Marketing has long relied on two separate systems:
- Measurement, which is fast and precise
- Activation, which is slower and fragmented
The result? Even when you know what’s working, it can take days to actually shift budget. Not because the data is slow, but because execution still depends on people moving between platforms.
Together with Draft Digital, Billy Grace and Scope3 are changing that through agentic advertising.
The problem with today’s setup
Programmatic advertising improved scale, but it didn’t fix three core issues:
- Friction: Making changes still takes time and coordination
- Opacity: Fees and fragmented reporting make efficiency hard to see
- Silos: Platforms don’t naturally share signals
At its core, the system wasn’t built for machines to act on data directly. Humans still sit between insight and action, and that’s where delays happen.
From programmatic to agentic advertising
To remove these layers of friction, a new standard is emerging: AdCP (Ad Context Protocol). AdCP is a shared communication standard that lets buying systems (agents) and selling systems talk to each other directly.
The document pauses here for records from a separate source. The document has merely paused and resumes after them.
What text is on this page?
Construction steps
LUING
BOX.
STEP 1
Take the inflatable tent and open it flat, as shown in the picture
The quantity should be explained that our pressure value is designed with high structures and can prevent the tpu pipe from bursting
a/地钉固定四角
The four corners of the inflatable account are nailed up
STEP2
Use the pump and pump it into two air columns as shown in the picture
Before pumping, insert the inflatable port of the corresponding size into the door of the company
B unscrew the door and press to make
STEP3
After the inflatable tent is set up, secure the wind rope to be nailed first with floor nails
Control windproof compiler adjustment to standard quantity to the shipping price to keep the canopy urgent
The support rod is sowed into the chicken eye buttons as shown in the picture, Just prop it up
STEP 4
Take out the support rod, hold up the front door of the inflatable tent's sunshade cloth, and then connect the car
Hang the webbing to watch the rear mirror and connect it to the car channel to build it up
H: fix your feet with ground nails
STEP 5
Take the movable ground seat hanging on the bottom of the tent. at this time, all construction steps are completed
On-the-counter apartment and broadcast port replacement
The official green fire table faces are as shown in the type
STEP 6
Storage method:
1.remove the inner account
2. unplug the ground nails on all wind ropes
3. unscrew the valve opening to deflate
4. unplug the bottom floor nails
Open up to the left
Instead of humans manually connecting platforms, agents can:
- Find available inventory
- Understand pricing and terms
- Build and agree on media plans
- Execute campaigns
All without manual setup or separate integrations for each publisher.
Launched in 2025 by Scope3 and partners, AdCP effectively creates a common “language” for the ecosystem, similar to how OpenRTB standardized real-time bidding, but now for decision-making and execution.
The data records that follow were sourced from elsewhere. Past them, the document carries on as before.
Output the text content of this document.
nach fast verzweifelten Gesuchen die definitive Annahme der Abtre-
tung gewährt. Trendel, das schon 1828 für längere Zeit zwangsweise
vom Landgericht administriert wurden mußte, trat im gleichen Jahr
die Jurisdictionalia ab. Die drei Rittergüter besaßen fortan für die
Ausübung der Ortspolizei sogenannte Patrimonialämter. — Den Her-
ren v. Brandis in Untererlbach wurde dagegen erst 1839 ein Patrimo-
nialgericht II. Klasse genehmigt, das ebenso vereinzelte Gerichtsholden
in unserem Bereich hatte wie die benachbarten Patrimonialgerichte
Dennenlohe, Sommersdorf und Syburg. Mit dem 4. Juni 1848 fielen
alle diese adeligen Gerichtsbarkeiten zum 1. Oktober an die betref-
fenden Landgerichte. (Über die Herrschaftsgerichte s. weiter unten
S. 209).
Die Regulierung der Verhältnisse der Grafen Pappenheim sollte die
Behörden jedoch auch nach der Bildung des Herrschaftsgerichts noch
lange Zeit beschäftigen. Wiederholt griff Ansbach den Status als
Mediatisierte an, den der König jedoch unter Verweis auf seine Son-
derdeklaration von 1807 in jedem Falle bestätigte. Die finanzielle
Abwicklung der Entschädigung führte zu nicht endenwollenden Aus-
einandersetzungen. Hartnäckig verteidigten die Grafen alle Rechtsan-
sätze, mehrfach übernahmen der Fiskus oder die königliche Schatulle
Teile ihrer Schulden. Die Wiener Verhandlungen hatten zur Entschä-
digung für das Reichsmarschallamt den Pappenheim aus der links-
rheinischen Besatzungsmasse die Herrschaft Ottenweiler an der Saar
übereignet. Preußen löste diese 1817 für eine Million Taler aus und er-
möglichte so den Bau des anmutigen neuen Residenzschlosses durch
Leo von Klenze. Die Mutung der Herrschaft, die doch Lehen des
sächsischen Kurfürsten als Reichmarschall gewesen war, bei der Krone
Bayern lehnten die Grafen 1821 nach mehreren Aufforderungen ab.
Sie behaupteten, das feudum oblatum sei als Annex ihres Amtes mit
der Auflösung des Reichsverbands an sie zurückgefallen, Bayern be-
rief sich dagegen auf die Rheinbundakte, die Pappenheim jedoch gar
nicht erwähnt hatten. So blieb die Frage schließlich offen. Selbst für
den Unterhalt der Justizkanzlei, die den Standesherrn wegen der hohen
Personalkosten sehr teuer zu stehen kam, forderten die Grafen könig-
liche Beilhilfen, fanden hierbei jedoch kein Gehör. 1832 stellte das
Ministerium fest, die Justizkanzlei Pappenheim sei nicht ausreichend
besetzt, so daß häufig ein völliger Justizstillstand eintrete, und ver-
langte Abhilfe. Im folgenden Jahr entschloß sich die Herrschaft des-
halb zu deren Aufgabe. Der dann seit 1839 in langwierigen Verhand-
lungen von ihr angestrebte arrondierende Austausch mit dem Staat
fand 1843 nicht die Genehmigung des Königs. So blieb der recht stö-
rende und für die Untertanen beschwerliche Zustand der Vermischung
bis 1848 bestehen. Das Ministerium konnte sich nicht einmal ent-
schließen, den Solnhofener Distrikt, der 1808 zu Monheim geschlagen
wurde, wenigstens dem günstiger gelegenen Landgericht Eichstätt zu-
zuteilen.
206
Importantly, it also brings traditionally manual channels, like CTV, radio, and sponsorships, into this automated flow.
What the Billy Grace x Scope3 integration does
This integration connects attribution and activation into one continuous loop.
- Billy Grace → Scope3
Attribution data (UMM) feeds directly into Scope3’s buying agent, guiding where the budget should go next. - Scope3 → Billy Grace
Execution data (impressions, costs, deals) flows back into Billy Grace, improving attribution models.
The result is a feedback loop:
Better data → smarter buying → cleaner data → better decisions.
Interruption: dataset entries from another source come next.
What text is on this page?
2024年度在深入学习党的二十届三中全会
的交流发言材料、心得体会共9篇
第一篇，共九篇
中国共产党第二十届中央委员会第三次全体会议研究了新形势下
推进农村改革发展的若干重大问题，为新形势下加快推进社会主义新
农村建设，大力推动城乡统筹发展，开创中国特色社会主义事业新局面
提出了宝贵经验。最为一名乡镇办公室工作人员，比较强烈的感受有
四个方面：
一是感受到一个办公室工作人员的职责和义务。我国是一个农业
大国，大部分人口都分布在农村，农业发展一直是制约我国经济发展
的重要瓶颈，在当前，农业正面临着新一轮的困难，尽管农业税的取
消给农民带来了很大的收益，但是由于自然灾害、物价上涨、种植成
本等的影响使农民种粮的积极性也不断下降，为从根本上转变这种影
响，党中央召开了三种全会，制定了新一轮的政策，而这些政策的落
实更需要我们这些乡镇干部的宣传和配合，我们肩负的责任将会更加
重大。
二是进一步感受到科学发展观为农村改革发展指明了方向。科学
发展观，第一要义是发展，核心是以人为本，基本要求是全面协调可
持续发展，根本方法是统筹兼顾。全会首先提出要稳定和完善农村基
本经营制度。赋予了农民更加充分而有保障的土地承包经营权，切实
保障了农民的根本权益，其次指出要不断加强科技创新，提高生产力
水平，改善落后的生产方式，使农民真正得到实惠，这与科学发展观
What this looks like in practice
Let’s say your attribution model shows that CTV is outperforming display.
Instead of manually coordinating a shift, you:
- Instruct the system to reallocate budget
- The agent finds inventory, builds a plan, and executes it
- All within minutes, not days
What changes:
- Insight-to-action time drops from days to minutes
- Budget allocation becomes continuous
- Measurement and activation operate as one system
What doesn’t change:
- Strategy still matters
- Humans still define goals, creative, and experiments
This removes execution friction so teams can focus on higher-value work.
Where to start
This isn’t a full-stack migration. Start with the channel where your measurement signal is strongest, or where disagreement between models is highest, usually CTV, audio or upper-funnel display. Let the agent optimise based on that signal in one area first, then expand as confidence builds.